En daarbij helpt de PhD Cup?

Ja, hoor. Onze prijs is er voor een sterke onderzoeker. Zijn of haar wetenschap is top. En hij of zij kan het ook klaar en duidelijk uitleggen aan iedereen.

 

Hoe zijn jullie begonnen?

De PhD Cup had een eerste winnaar in 2016. De prijs bestaat nu dus vier jaar. Maar eigenlijk startte alles veel vroeger. Ooit begon het met het fonds Pascal Decroos. Dat steunt bijzondere journalistiek en moedigt haar aan. Er groeide een belangrijk besef. Aan onze hogescholen en universiteiten studeren duizenden jongeren. Zij schrijven een eindwerk of scriptie. Zijn die werken goed? Dan zijn die interessant en zinvol voor de samenleving. Zo ontstond in 2005 de vzw Scriptie. Die reikt elk jaar de Vlaamse Scriptie-prijs uit.

 

Wat is het verschil met de PhD Cup?

De Scriptieprijs beloont studenten met hun onderzoek. De PhD Cup is er voor veel grondiger onderzoek van jonge wetenschappers. Er is nog een ander verschil. Bij de Scriptie-prijs vergelijkt de jury enkel de tekst van het onderzoek. Met de PhD Cup gaan we verder. De deelnemers moeten hun onderzoek zelf op drie minuten voorstellen. Zodat iedereen het kan begrijpen. Dan moet je vaktaal weglaten en kiezen voor eenvoudige taal. Ik verwijs graag naar de Schotse professor Anne Glover. Zij was adviseur voor wetenschap bij Barroso, de voorzitter van de Europese Commissie. Zij zei: “Onderzoek dat bijna niemand kent, is als onderzoek dat niet bestaat”. Dat klopt niet helemaal, en toch is het waar. En dat moeten we zoveel mogelijk vermijden. We moeten onderzoek helder vertalen. Zo vergroten we alleen maar de invloed.

 

Merk je dat jullie werk succes heeft?

Toch wel. Voor onze beide prijzen doen we oproepen, en die werken. Bij de Scriptie-prijs hebben we nu 500 tot 600 deelnemers per jaar. Bij de PhD Cup zijn dat er meer dan 70. Voor de deelnemers is het ook alsof ze hun zaak moeten verkopen. De kandidaten moeten hun werk zelf voorstellen. Ze beginnen met een artikel. Daarin moeten ze hun onderzoek samenvatten. Dat moet leesbaar zijn voor iedereen. We geven daarvoor ook tips. Uit alle deelnemers kiest een jury dan 16 mensen. Met die finalisten gaan we vier dagen op training. Op een dag leren ze een presentatie te maken. Dan volgt een dag leren schrijven voor een groot publiek. En dan gaan we naar de omroep VRT. Daar krijgen de deelnemers een training over interviews voor radio en tv. Ze leren hun stem in te zetten. En werken voor een camera. Ze moeten kunnen denken als een journalist. Ze leren ook hun verhaal te vertellen. Dan volgt de finale in een zaal. Elke deelnemer moet zijn of haar onderzoek in drie minuten voorstellen aan een jury.

 

Zag je al veranderingen in de jaren van de prijs?

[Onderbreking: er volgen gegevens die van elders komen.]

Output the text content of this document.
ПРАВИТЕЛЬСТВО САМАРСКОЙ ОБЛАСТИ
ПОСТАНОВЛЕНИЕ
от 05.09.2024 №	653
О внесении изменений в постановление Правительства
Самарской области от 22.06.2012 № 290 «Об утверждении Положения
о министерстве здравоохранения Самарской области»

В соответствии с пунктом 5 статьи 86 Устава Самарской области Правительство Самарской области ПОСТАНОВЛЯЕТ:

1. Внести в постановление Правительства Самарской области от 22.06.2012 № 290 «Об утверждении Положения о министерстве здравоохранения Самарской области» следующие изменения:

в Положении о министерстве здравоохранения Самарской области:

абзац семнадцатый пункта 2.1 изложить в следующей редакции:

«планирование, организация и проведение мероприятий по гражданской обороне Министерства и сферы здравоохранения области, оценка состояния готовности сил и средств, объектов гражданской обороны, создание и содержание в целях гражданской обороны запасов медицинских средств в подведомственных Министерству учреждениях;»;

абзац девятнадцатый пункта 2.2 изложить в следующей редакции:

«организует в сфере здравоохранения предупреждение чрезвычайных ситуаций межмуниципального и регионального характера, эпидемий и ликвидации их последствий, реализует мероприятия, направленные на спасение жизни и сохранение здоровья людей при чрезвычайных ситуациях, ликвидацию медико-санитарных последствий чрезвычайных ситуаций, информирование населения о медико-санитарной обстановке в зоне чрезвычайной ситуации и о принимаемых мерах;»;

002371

De Scriptie-prijs startte met 80 tot 90 deelnemers. Dat zijn er nu meer dan 500. De PhD Cup is kleiner, omdat er op dat niveau minder onderzoekers zijn. Dit jaar waren er 72 deelnemers. Dat lijkt misschien niet veel. Toch is het dat wel. Van alle doctoraten in Vlaanderen wordt zeker een derde gemaakt door deelnemers uit andere landen. Velen van hen spreken geen Nederlands en kunnen dus niet meedoen aan onze wedstrijd. Want het gaat net om het Nederlands, onze taal. Als je moeilijk onderzoek duidelijk wil uitleggen aan een groot publiek in Vlaanderen, doe je dat het best in het Nederlands. 

 

Hebben jullie daarom ook partners in de media?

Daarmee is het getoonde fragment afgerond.